Whereas most of today’s software tools follow the “bigger is better” philosophy, Savvysoft’s TurboExcel proves the adage that great things really do come in small packages. TurboExcel converts Excel spreadsheet code into executable C++ code. That’s it, nothing more. Consequently, TurboExcel is but a few megabytes in size, making it easy to overlook without due consideration.
Once you’ve used TurboExcel, you may find that you simply can’t be without it. TurboExcel gives Excel developers the means to turn their favorite algorithms into portable DLL files by transforming Excel into a software development environment. Slow spreadsheets can be accelerated, and Excel developers can make their algorithms available to anyone whose application can hook up with DLLs.
Development in Excel
After installing TurboExcel, three new buttons appear on the Excel toolbar. The first is an icon for the newly installed product. To its right, the TurboExcel Configuration button opens a dialog to manage the details of the generated DLL and the function it will contain. For example, in the “input ranges” box, you enter the cell ranges (they can be noncontiguous) that will be treated as the function’s inputs. For each range designation, you also specify the data type (integer, floating point, text, etc.).
Another textbox in the dialog specifies the output range and data type. A TurboExcel-created function can produce either a single value or an array, with the sole restriction that an array must correspond to a contiguous array of cells.
Once you’ve entered all the configuration information, one click on the TurboExcel builder button converts the spreadsheet into C++ code, launches the compiler, and builds a native DLL file. It also creates the appropriate XLL file, which provides the necessary glue logic for using the DLL as an Excel add-in.
It takes just seconds to launch TurboExcel and test your new native function. Consider the minutes — or even hours — involved in rewriting, compiling, and testing an Excel algorithm that you hand-coded into C++, and it becomes clear that TurboExcel has the edge.
TurboExcel also saves the configuration input in a separate location in the spreadsheet. This makes it easy to cycle quickly through multiple compilations as you’re working the kinks out of your formula. You don’t have to keep re-entering the information in the configuration dialog; TurboExcel remembers it for you.
Note that the idea is not to turn TurboExcel loose on an entire spreadsheet. If you do that, TurboExcel digests the entire sheet, including the portions that have nothing to do with the formula you want converted. The key is to isolate those formulae that consume the most time, extract only the cells involved with the target formulae, put them in a separate spreadsheet, and convert from there.
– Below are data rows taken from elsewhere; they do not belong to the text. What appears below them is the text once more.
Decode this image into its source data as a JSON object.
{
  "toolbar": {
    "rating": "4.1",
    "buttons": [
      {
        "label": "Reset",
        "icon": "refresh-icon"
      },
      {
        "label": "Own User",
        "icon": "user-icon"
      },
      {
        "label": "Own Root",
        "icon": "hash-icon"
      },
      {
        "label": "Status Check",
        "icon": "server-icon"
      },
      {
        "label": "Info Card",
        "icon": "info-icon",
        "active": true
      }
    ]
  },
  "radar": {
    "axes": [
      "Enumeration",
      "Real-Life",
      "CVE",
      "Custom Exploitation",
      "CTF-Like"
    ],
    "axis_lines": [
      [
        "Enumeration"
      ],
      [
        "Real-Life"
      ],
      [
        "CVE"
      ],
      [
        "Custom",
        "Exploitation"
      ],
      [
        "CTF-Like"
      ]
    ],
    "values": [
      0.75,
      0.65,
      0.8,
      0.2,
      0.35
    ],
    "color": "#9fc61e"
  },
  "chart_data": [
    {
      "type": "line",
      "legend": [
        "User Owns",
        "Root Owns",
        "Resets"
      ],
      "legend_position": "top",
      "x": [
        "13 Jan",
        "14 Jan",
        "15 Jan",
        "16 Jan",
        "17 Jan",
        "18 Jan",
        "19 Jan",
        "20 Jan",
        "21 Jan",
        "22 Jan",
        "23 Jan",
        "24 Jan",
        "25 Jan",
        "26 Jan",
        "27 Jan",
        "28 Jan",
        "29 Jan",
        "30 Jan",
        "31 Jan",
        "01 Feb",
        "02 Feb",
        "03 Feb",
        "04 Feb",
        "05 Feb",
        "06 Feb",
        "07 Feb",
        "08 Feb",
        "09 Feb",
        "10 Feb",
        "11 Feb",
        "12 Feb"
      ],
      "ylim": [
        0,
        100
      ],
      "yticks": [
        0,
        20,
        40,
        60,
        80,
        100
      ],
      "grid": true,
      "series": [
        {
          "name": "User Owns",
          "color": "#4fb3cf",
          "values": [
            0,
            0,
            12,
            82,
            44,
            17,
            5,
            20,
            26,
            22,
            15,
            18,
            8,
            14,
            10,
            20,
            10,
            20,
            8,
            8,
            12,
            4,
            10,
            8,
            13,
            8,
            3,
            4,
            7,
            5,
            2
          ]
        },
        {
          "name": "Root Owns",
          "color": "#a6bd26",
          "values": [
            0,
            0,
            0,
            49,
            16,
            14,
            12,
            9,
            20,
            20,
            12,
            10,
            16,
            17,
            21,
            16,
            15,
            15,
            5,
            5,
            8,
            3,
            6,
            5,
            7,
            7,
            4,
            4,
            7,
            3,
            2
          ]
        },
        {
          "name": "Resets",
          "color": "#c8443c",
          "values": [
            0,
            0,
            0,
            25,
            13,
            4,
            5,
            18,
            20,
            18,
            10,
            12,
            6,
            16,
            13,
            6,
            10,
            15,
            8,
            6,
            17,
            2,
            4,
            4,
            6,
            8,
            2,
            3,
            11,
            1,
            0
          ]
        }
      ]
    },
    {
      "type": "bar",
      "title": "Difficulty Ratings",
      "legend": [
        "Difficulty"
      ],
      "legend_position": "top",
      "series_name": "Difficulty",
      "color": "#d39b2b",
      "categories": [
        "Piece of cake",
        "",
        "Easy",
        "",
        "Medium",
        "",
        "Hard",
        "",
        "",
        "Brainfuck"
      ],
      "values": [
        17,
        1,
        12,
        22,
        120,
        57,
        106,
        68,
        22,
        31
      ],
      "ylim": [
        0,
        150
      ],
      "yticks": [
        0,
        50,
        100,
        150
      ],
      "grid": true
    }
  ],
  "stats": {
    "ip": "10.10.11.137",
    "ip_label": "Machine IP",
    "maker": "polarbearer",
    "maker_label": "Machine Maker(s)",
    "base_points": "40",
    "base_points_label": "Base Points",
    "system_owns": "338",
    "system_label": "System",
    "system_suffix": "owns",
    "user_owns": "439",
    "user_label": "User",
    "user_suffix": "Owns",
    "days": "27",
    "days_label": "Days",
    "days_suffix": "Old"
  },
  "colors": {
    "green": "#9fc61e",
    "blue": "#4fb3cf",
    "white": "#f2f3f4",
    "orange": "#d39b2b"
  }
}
After you’ve verified the converted function works correctly, you re-import it into the original spreadsheet as an add-in function. Because the function is now in a DLL, it can be called from any app that calls into DLLs.
Excel as IDE
TurboExcel basically turns Excel into a miniature programming environment. Some cells are inputs, others are outputs, and still others comprise the execution logic of your single-function “application.”
Excel used as an IDE might be useful, cells filled with numbers and formulae leave something to be desired as a complete programming language. It is cumbersome, if not impossible, to coax looping and decision structures from such a limited environment.
Here, VBA (Visual Basic for Applications) comes to the rescue. TurboExcel can also turn VBA into executable C++. Unfortunately, the TurboExcel documentation lists numerous limitations. For example, although you can convert functions, you cannot convert subs, which initially disappoints. Read on, though, and you find that the real value of converting VBA code is to provide the “spreadsheet programmer” with looping and decision-making mechanisms that would be impossible if unadulterated Excel were the only raw material available.
For optimal TurboExcel use, you must factor your spreadsheet into areas that are straightforward calculations and areas that involve complex decision-making. Using TurboExcel, you can then build separate executable modules of each, and reassemble the result into a newer, faster spreadsheet. If you’ve properly factored your spreadsheet, the modules you’ve created can be reused not only in other spreadsheets but called from any application that can call into a DLL.
Currently, code produced by TurboExcel only runs on Windows. However, I was told by company officials that the generated code only employs a pair of Win32-specific calls that could easily be replaced with Unix-equivalents.
If TurboExcel does provide cross-compilation to Unix platforms (and I hope it will), then it might be possible to create native add-ins for Linux spreadsheets such as StarOffice. And of course, TurboExcel-produced shared library files could be called by other applications.
TurboExcel performs its duty with laser-beam accuracy, but the price is lofty. The Personal Edition is $999 and allows you to run the generated code only on the machine that created it. If you want to run the generated code on any machine, you’ll need to purchase the Professional Edition for $2999.
If these are introductory prices, I’m not sure I want to hear what the prices will be once the introduction is over, but I hope Savvysoft keeps the cost of TurboExcel within reach of all well-deserving Excel slingers.